Le nuove regole per l’esenzione dall’IMU delle società e associazioni sportive dilettantistiche

Pubblicato il 15 settembre 2025 alle ore 08:56

Con l’introduzione dell’art. 6-bis del D.L. n. 84/2025, convertito con modificazioni dalla L. n. 108 del 30/07/2025 (in vigore dal 12/08/2025), viene prevista una disciplina specifica in materia di esenzione IMU di cui all’art. 1, comma 759, lett. g), della L. 160/2019, riferita alle società sportive dilettantistiche (SSD) e alle associazioni sportive dilettantistiche (ASD).

 

La disposizione stabilisce che, ai fini del riconoscimento dell’esenzione IMU, le attività sportive di cui all’art. 1, lett. m), del D.M. n. 200/2012 – ossia quelle rientranti nelle discipline riconosciute dal Comitato Olimpico Nazionale Italiano (CONI), svolte da associazioni sportive e relative sezioni prive di scopo di lucro, affiliate alle federazioni sportive nazionali o agli enti nazionali di promozione sportiva riconosciuti ai sensi dell’art. 90 della L. 27 dicembre 2002, n. 289 – sono considerate non commerciali qualora siano esercitate a titolo gratuito ovvero dietro corresponsione di un importo simbolico o comunque non superiore alla metà dei corrispettivi medi praticati per analoghe attività svolte, con modalità concorrenziali, nel medesimo ambito territoriale.

La norma attribuisce ai Comuni la competenza a individuare tali corrispettivi medi.

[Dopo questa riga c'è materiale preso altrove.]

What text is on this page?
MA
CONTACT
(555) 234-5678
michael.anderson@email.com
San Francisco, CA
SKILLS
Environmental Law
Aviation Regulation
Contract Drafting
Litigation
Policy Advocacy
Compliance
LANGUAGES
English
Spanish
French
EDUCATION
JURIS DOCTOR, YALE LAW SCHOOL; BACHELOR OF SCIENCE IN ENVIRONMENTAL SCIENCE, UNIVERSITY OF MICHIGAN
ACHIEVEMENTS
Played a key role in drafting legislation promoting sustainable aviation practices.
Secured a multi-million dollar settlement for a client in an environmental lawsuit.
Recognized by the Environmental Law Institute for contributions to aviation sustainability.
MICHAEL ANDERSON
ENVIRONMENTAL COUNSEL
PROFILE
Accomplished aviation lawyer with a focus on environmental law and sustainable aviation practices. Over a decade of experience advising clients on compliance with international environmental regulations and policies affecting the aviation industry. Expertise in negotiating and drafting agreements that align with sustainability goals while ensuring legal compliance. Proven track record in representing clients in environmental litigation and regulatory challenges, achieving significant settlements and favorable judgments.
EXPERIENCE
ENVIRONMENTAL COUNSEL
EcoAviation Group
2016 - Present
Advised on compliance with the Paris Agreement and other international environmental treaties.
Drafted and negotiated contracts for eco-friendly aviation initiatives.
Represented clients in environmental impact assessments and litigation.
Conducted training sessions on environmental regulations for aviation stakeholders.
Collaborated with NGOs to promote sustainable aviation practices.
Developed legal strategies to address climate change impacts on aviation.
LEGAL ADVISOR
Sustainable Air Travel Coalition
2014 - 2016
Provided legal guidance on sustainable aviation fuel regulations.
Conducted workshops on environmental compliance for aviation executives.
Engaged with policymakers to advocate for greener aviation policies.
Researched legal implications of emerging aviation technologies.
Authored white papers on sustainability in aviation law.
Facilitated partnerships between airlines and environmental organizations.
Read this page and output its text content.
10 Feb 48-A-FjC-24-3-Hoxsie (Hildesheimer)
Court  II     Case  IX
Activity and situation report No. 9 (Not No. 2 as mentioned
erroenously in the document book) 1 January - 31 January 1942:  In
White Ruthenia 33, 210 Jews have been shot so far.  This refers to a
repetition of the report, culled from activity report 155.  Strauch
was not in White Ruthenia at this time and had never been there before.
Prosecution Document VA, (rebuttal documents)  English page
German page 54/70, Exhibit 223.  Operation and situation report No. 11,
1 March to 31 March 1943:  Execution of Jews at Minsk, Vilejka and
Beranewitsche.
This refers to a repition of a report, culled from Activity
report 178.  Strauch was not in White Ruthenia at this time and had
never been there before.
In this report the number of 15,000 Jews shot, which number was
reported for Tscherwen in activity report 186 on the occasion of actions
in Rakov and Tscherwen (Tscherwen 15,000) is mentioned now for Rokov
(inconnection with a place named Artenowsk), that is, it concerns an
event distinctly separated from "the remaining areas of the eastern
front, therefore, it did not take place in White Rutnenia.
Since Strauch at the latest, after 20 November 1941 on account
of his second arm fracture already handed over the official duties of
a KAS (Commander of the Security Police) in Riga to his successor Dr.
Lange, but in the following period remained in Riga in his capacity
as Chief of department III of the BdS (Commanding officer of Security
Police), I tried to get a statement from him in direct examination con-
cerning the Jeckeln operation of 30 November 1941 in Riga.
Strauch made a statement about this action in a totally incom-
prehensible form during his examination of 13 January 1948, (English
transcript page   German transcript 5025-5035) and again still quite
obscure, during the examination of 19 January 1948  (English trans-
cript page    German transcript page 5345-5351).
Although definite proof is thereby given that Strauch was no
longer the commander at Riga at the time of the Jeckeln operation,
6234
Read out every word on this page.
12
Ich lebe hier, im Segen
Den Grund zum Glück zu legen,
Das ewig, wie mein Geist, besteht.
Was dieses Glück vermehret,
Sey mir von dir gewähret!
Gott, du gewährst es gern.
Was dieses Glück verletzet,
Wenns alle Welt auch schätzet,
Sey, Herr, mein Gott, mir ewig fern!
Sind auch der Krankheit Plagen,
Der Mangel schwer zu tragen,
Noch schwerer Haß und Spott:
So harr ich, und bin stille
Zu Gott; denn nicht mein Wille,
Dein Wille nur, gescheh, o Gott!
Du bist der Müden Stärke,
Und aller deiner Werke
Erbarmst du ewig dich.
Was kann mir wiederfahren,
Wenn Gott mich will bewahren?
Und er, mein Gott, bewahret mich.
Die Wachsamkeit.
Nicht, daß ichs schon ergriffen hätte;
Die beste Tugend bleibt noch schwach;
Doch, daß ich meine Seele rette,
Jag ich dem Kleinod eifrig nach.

Gli enti locali sono pertanto tenuti a effettuare annualmente una ricognizione dei prezzi applicati dalle strutture sportive operanti con finalità lucrative nel territorio comunale e, previa consultazione delle realtà sportive locali, a pubblicare le relative tariffe sul proprio sito istituzionale. In assenza di strutture di riferimento nel territorio comunale, l’ambito territoriale di confronto può essere esteso all’intera Regione.

Nelle more della determinazione dei corrispettivi medi da parte dei Comuni, ai fini dell’applicazione dell’esenzione IMU, rileva esclusivamente l’iscrizione delle società e delle associazioni sportive dilettantistiche nel Registro nazionale delle attività sportive dilettantistiche (RASD), con effetti a decorrere dall’anno di iscrizione nel medesimo registro.
Resta in ogni caso esclusa la possibilità di rimborso delle somme eventualmente già versate.